Condenação pela Justiça: Copasa não pode ficar impune

Justiça multou Copasa em R$ 5 milhões. Incompetência, desmando e desrespeito da concessionária ao consumidor bom-despachense podem não ficar impunes com decisão da Justiça.

Os maus serviços da Copasa são conhecidos: quebras de asfalto, vazamento de água, esgoto lançado nos córregos sem tratamento. Os preços são salgados. Como se não bastasse, há a falta d’água. Falta que foi dramática, em 2017. Faltou água nas escolas, nas creches, na Santa Casa, na hemodiálise. A prefeitura teve que usar todo o poder da lei para obrigar a Copasa a fazer o que ela deveria fazer por ação própria. Decorridos oito anos do desastre, a justiça multou a empresa em cinco milhões e determinou que fizesse melhorias. Talvez a pena seja moderada demais. Mesmo assim, é uma mensagem de que a incompetência, o desmando e o desrespeito ao consumidor podem não ficar impunes, como a Copasa costumava pensar.

Em sua sentença, a Dra. Sônia Helena Tavares de Azevedo, juíza da 1ª Vara de Bom Despacho, condenou a Copasa a:

1) Garantir o fornecimento regular e ininterrupto de água potável, durante as 24 horas do dia, em quantidade suficiente ao abastecimento diário de toda a população;

2) Em 30 dias, realizar obras de infraestrutura para captar água de outros mananciais para atender Bom Despacho hoje e no futuro;

3) Em 30 dias, aumentar a capacidade de reservação para enfrentar períodos de estiagem;

4) Quando for impossível fornecer água, justificar a falta para a população e informar horários das interrupções.

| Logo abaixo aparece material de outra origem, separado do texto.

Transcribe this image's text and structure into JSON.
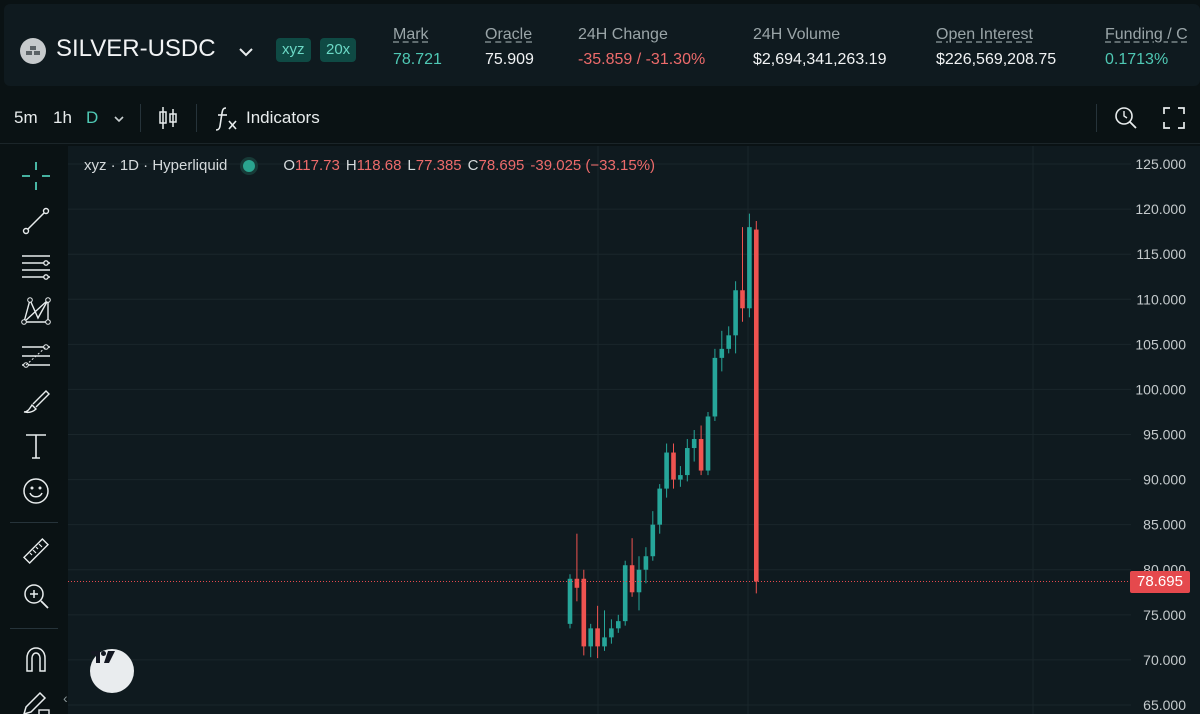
{
  "header": {
    "pair": "SILVER-USDC",
    "dex_badge": "xyz",
    "leverage_badge": "20x",
    "stats": [
      {
        "label": "Mark",
        "value": "78.721",
        "color": "#4fc8b4",
        "dashed": true
      },
      {
        "label": "Oracle",
        "value": "75.909",
        "dashed": true
      },
      {
        "label": "24H Change",
        "value": "-35.859 / -31.30%",
        "color": "#ed6b6b"
      },
      {
        "label": "24H Volume",
        "value": "$2,694,341,263.19"
      },
      {
        "label": "Open Interest",
        "value": "$226,569,208.75",
        "dashed": true
      },
      {
        "label": "Funding / C",
        "value": "0.1713%",
        "color": "#4fc8b4",
        "dashed": true
      }
    ]
  },
  "toolbar": {
    "timeframes": [
      "5m",
      "1h",
      "D"
    ],
    "active_timeframe": "D",
    "indicators_label": "Indicators",
    "icons": [
      "candlestick-chart-icon",
      "function-icon",
      "replay-search-icon",
      "fullscreen-icon"
    ]
  },
  "tools": [
    "crosshair-icon",
    "trend-line-icon",
    "horizontal-lines-icon",
    "pattern-icon",
    "fib-levels-icon",
    "brush-icon",
    "text-icon",
    "emoji-icon",
    "ruler-icon",
    "zoom-in-icon",
    "magnet-icon",
    "pencil-lock-icon"
  ],
  "legend": {
    "source": "xyz · 1D · Hyperliquid",
    "open_key": "O",
    "open": "117.73",
    "high_key": "H",
    "high": "118.68",
    "low_key": "L",
    "low": "77.385",
    "close_key": "C",
    "close": "78.695",
    "change": "-39.025 (−33.15%)"
  },
  "colors": {
    "up": "#26a69a",
    "down": "#ef5350",
    "accent": "#4fc8b4",
    "price_line": "#e5494d"
  },
  "chart_data": {
    "type": "candlestick",
    "y_axis": {
      "ticks": [
        125,
        120,
        115,
        110,
        105,
        100,
        95,
        90,
        85,
        80,
        75,
        70,
        65
      ],
      "tick_labels": [
        "125.000",
        "120.000",
        "115.000",
        "110.000",
        "105.000",
        "100.000",
        "95.000",
        "90.000",
        "85.000",
        "80.000",
        "75.000",
        "70.000",
        "65.000"
      ],
      "ylim": [
        64,
        127
      ]
    },
    "last_price_label": "78.695",
    "last_price": 78.695,
    "candles": [
      {
        "o": 74.0,
        "h": 79.5,
        "l": 73.5,
        "c": 79.0
      },
      {
        "o": 79.0,
        "h": 84.0,
        "l": 76.5,
        "c": 78.0
      },
      {
        "o": 79.0,
        "h": 80.0,
        "l": 70.5,
        "c": 71.5
      },
      {
        "o": 71.5,
        "h": 74.0,
        "l": 70.3,
        "c": 73.5
      },
      {
        "o": 73.5,
        "h": 76.0,
        "l": 70.2,
        "c": 71.5
      },
      {
        "o": 71.5,
        "h": 75.5,
        "l": 71.0,
        "c": 72.5
      },
      {
        "o": 72.5,
        "h": 74.5,
        "l": 71.8,
        "c": 73.5
      },
      {
        "o": 73.5,
        "h": 75.0,
        "l": 73.0,
        "c": 74.3
      },
      {
        "o": 74.3,
        "h": 81.0,
        "l": 73.8,
        "c": 80.5
      },
      {
        "o": 80.5,
        "h": 83.5,
        "l": 77.0,
        "c": 77.5
      },
      {
        "o": 77.5,
        "h": 81.5,
        "l": 75.5,
        "c": 80.0
      },
      {
        "o": 80.0,
        "h": 82.5,
        "l": 78.5,
        "c": 81.5
      },
      {
        "o": 81.5,
        "h": 86.5,
        "l": 81.0,
        "c": 85.0
      },
      {
        "o": 85.0,
        "h": 89.5,
        "l": 84.0,
        "c": 89.0
      },
      {
        "o": 89.0,
        "h": 94.0,
        "l": 88.0,
        "c": 93.0
      },
      {
        "o": 93.0,
        "h": 94.0,
        "l": 89.0,
        "c": 90.0
      },
      {
        "o": 90.0,
        "h": 91.5,
        "l": 89.2,
        "c": 90.5
      },
      {
        "o": 90.5,
        "h": 94.5,
        "l": 89.8,
        "c": 93.5
      },
      {
        "o": 93.5,
        "h": 95.5,
        "l": 92.0,
        "c": 94.5
      },
      {
        "o": 94.5,
        "h": 96.0,
        "l": 90.5,
        "c": 91.0
      },
      {
        "o": 91.0,
        "h": 97.5,
        "l": 90.5,
        "c": 97.0
      },
      {
        "o": 97.0,
        "h": 104.5,
        "l": 96.5,
        "c": 103.5
      },
      {
        "o": 103.5,
        "h": 106.5,
        "l": 102.0,
        "c": 104.5
      },
      {
        "o": 104.5,
        "h": 107.0,
        "l": 104.0,
        "c": 106.0
      },
      {
        "o": 106.0,
        "h": 112.0,
        "l": 104.0,
        "c": 111.0
      },
      {
        "o": 111.0,
        "h": 118.0,
        "l": 107.5,
        "c": 109.0
      },
      {
        "o": 109.0,
        "h": 119.5,
        "l": 108.0,
        "c": 118.0
      },
      {
        "o": 117.73,
        "h": 118.68,
        "l": 77.385,
        "c": 78.695
      }
    ]
  }
}
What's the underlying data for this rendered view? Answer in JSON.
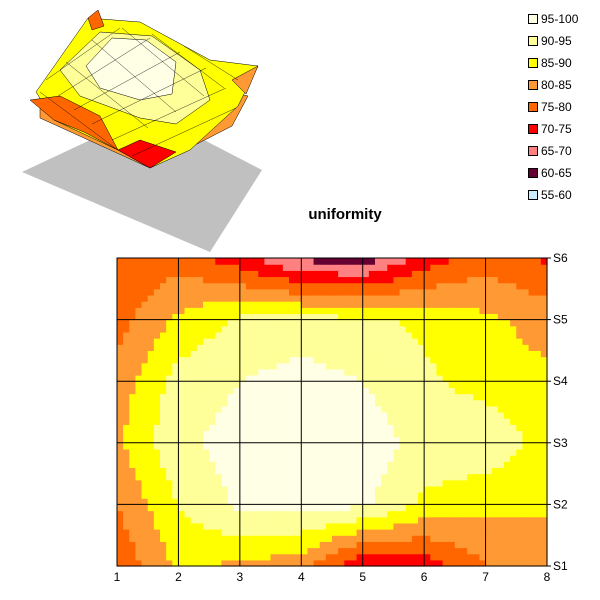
{
  "chart_data": {
    "type": "heatmap",
    "title": "uniformity",
    "x": [
      1,
      2,
      3,
      4,
      5,
      6,
      7,
      8
    ],
    "series_labels": [
      "S1",
      "S2",
      "S3",
      "S4",
      "S5",
      "S6"
    ],
    "z": [
      [
        76,
        86,
        84,
        82,
        70,
        72,
        80,
        80
      ],
      [
        80,
        90,
        96,
        97,
        96,
        89,
        86,
        86
      ],
      [
        84,
        94,
        97,
        99,
        98,
        93,
        94,
        88
      ],
      [
        82,
        92,
        95,
        97,
        95,
        91,
        88,
        86
      ],
      [
        78,
        86,
        91,
        92,
        91,
        89,
        86,
        83
      ],
      [
        75,
        78,
        72,
        64,
        62,
        72,
        78,
        74
      ]
    ],
    "legend": [
      {
        "label": "95-100",
        "color": "#ffffe6"
      },
      {
        "label": "90-95",
        "color": "#ffff99"
      },
      {
        "label": "85-90",
        "color": "#ffff00"
      },
      {
        "label": "80-85",
        "color": "#ff9933"
      },
      {
        "label": "75-80",
        "color": "#ff6600"
      },
      {
        "label": "70-75",
        "color": "#ff0000"
      },
      {
        "label": "65-70",
        "color": "#ff8080"
      },
      {
        "label": "60-65",
        "color": "#660033"
      },
      {
        "label": "55-60",
        "color": "#ccecff"
      }
    ],
    "legend_position": "top-right",
    "grid": true
  }
}
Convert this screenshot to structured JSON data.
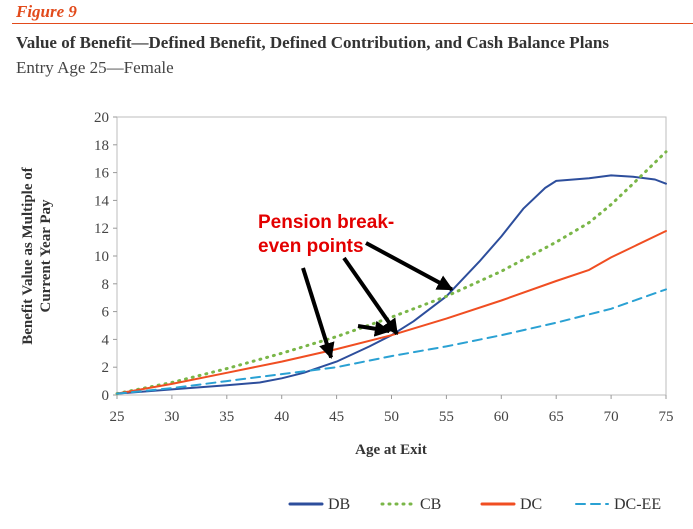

Finalmente, a juíza aplicou multa de R$ 5 milhões pelo ocorrido em 2017 (cerca de R$ 15 milhões em valores atualizados).

A multa será creditada ao Fundo Municipal de Saneamento Básico.

Antecedentes da ação judicial

A Copasa se instalou em Bom Despacho há mais de 50 anos. Na época, a população era de 27 mil pessoas. O Rio Capivari era mais caudaloso, menos poluído, e capaz de atender bem a população.

Em 2017, a população havia dobrado. O consumo de água, mais do que quadruplicou. Com novos hábitos higiênicos, as pessoas passaram a consumir mais água. Surgiram crescentes demandas com lavação de carros, lavanderias, higienização de indústrias, abastecimentos de clínicas, hospitais, hemodiálise, escolas.

A população abandonou hábitos antigos, como lavar roupa na Biquinha e nos córregos. As cisternas no fundo do quintal foram lacradas.

O consumo de água foi aumentando. Enquanto isto, a Copasa negligenciava a manutenção. A tubulação, envelhecida, foi aumentando o vazamento até chegar a 38% de perda da água captada (perda de 2017).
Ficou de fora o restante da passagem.